Sur le fond, ce texte transpose ou habilite à transposer onze directives. Je laisserai le soin à ma collègue Viviane Artigalas d’aborder les mesures proposées, et qui vont dans le bon sens, pour accroître la protection des consommateurs, notamment les plus fragiles et les plus isolés.
De surcroît, ce projet de loi donne davantage de moyens aux autorités françaises pour lutter contre la fraude fiscale, le blanchiment des capitaux et le financement du terrorisme. Ainsi, il met en œuvre de nouvelles règles relatives aux mouvements d’argent liquide en provenance ou à destination des pays tiers et renforce les sanctions en cas de violation de la réglementation douanière. Ces mesures sont attendues, mais une question demeure : l’urgence de la transposition dans un calendrier parlementaire tendu, dès lors que ces mesures ne s’appliqueront qu’en juin 2021.
Cette problématique de la temporalité est encore plus prégnante pour certains articles, qui mériteraient que l’on s’y attarde étant donné l’importance des enjeux politiques, économiques, sociaux, sociétaux et éthiques qu’ils soulèvent.
Je pense tout particulièrement à l’article 18, qui transpose un règlement européen harmonisant les règles relatives à la génétique animale. Il s’agit d’une question cruciale pour la France. Le secteur de la génétique animale représente 8 200 emplois en équivalent temps plein, liés, pour la plupart, à l’élevage laitier. Il faut noter que 50 % des gains annuels de productivité des élevages français sont liés au progrès génétique.
Derrière ces chiffres pointent les questions de l’augmentation des rendements par animal, de l’augmentation de l’efficacité alimentaire, de l’augmentation de la résistance des animaux aux pathologies et, plus généralement, de l’augmentation de la résilience au changement climatique.
Ce texte soulève d’autres questions encore, qu’il s’agisse de l’évolution de la qualité ou la différenciation des produits permettant l’ajout de valeur et la création de dynamiques territoriales. La facilitation des méthodes de production pour les éleveurs et la participation au bien-être animal sont autant d’enjeux de ce projet de loi.

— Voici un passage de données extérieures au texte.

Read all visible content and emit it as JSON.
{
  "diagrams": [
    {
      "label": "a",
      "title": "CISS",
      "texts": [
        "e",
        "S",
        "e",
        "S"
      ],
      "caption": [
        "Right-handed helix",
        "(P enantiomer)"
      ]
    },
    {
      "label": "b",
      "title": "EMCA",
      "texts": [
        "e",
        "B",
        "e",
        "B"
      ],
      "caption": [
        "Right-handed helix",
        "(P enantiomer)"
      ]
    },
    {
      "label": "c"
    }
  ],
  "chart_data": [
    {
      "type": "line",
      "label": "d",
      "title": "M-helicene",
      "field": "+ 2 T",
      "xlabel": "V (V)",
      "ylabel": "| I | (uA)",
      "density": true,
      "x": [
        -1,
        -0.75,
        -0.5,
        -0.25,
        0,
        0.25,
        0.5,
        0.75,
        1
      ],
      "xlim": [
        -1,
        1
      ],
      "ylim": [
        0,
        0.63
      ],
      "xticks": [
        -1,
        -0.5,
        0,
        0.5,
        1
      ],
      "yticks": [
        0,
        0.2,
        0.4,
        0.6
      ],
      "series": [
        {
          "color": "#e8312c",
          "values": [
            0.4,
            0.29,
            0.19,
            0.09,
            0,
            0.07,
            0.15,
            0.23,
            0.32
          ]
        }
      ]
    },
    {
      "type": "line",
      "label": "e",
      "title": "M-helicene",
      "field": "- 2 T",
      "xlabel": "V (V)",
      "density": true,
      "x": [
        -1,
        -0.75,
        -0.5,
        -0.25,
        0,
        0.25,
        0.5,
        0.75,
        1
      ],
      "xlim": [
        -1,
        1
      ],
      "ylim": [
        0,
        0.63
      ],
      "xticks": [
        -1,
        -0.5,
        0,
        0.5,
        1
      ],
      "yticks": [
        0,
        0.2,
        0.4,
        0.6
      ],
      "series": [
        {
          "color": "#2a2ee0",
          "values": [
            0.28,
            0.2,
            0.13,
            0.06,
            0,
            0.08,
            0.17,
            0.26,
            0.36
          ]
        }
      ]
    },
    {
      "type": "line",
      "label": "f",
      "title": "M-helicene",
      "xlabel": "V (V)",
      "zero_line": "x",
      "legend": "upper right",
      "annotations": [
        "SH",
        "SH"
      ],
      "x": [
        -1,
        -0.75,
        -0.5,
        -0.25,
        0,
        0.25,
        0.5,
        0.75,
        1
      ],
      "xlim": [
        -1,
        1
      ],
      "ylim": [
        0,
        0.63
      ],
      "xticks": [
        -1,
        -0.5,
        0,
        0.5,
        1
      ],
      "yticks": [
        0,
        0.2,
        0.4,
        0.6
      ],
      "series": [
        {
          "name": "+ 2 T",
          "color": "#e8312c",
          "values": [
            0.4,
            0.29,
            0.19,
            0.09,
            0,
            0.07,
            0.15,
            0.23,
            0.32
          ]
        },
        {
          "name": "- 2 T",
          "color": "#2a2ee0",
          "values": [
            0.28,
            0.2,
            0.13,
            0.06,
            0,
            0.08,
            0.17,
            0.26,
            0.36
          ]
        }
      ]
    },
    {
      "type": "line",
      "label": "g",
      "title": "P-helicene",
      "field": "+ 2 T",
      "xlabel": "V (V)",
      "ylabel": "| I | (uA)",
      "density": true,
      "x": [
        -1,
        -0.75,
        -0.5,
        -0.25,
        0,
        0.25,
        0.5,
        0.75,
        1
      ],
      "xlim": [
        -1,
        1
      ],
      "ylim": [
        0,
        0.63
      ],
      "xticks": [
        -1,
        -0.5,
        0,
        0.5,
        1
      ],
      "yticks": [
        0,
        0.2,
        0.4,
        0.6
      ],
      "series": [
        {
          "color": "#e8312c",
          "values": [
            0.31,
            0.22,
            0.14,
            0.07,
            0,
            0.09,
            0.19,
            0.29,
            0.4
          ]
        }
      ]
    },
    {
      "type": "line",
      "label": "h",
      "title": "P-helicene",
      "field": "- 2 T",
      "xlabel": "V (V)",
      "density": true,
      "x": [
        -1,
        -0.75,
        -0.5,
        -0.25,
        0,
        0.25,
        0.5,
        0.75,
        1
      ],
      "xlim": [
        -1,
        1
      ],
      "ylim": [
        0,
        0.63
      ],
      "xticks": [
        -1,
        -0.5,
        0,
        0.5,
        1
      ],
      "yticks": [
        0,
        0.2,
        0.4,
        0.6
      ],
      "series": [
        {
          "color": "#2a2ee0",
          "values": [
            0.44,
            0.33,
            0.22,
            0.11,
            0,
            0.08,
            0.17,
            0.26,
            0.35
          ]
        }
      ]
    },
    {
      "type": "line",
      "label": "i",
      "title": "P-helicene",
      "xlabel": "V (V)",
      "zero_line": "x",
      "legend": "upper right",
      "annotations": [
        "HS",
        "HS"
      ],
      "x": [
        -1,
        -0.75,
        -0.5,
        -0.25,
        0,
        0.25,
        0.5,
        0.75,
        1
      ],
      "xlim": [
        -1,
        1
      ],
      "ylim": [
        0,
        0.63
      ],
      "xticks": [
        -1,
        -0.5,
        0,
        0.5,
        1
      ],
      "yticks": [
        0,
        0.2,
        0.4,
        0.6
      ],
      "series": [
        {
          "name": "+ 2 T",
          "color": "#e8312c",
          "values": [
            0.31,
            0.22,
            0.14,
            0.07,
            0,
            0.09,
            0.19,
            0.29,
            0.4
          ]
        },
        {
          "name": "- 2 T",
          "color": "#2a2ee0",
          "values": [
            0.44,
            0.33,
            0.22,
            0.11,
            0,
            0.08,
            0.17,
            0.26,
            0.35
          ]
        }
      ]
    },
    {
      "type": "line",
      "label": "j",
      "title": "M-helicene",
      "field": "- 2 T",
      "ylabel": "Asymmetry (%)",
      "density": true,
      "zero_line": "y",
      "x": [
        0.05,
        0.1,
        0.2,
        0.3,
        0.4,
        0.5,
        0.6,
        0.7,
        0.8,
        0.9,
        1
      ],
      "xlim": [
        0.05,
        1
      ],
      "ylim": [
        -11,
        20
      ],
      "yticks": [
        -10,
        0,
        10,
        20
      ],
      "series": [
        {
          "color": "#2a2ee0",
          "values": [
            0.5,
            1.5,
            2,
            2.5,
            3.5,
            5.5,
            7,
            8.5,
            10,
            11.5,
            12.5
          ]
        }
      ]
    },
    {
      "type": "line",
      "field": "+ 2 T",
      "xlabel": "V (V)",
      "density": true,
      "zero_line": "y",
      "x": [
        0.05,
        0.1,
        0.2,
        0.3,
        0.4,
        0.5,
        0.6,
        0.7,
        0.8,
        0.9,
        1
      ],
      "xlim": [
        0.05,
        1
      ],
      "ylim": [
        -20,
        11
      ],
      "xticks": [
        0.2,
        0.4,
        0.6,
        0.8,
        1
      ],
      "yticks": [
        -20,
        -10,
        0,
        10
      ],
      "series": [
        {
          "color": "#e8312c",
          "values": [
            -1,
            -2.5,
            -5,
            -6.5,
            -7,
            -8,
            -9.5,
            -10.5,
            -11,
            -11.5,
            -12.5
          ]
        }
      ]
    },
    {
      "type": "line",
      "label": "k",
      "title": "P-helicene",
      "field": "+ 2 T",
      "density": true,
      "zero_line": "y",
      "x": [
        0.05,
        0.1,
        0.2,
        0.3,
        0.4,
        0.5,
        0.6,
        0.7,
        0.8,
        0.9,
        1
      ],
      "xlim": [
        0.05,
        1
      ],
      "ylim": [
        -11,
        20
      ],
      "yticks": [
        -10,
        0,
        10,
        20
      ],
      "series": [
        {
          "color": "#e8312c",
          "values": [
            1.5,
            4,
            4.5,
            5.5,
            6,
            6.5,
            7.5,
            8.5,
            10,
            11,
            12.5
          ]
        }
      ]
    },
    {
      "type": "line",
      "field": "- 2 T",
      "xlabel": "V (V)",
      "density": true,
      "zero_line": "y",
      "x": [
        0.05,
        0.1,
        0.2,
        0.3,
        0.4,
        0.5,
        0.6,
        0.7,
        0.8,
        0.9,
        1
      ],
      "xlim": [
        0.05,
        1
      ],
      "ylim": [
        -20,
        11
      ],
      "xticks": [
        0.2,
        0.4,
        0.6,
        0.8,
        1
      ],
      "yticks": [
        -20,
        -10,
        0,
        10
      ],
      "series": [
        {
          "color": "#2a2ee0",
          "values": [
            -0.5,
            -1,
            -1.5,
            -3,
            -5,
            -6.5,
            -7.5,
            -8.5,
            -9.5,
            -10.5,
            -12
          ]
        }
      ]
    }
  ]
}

Le règlement dont il s’agit libéralise le secteur de la génétique animale et laisse peu de marges aux États membres dans son application : des craintes apparaissent donc nécessairement. Ainsi, pour reprendre les mots de l’étude d’impact, « une part importante des activités exercées, en France, sous la responsabilité de l’État, relève désormais des missions des organismes de sélection agréés, et donc du secteur privé, ce qui conduit à un changement important dans le secteur de la génétique animale, en particulier s’agissant de l’accès aux données zootechniques et de l’évaluation génétique ». Dans ces conditions, comment s’assurer que les techniques d’édition de génome appliquées aux animaux sont employées avec toute la prudence nécessaire ?
De plus, pour les agriculteurs, notamment ceux qui sont situés dans des territoires peu denses économiquement ou difficilement accessibles, la libéralisation du secteur pourrait accroître les difficultés d’accès à du matériel génétique de qualité. Elle pourrait également conduire à la disparition de races locales menacées ou peu productives, qui, bien qu’elles constituent une grande richesse pour le patrimoine national, ne présenteraient pas un intérêt économique immédiat suffisant pour le secteur privé. Quels sont nos garde-fous pour éviter ces situations ?
Dans le cas présent, le recours à une ordonnance semble inévitable, au vu du nombre de modifications à opérer dans le code rural. Mais nous devrons être vigilants lors de la ratification de ce texte, pour veiller à la préservation des intérêts français, notamment à la défense de la diversité et de la richesse du patrimoine génétique de nos élevages, que l’on peut considérer comme des biens communs : cette notion, nouvelle dans le débat public, permet d’appréhender les ressources patrimoniales communes.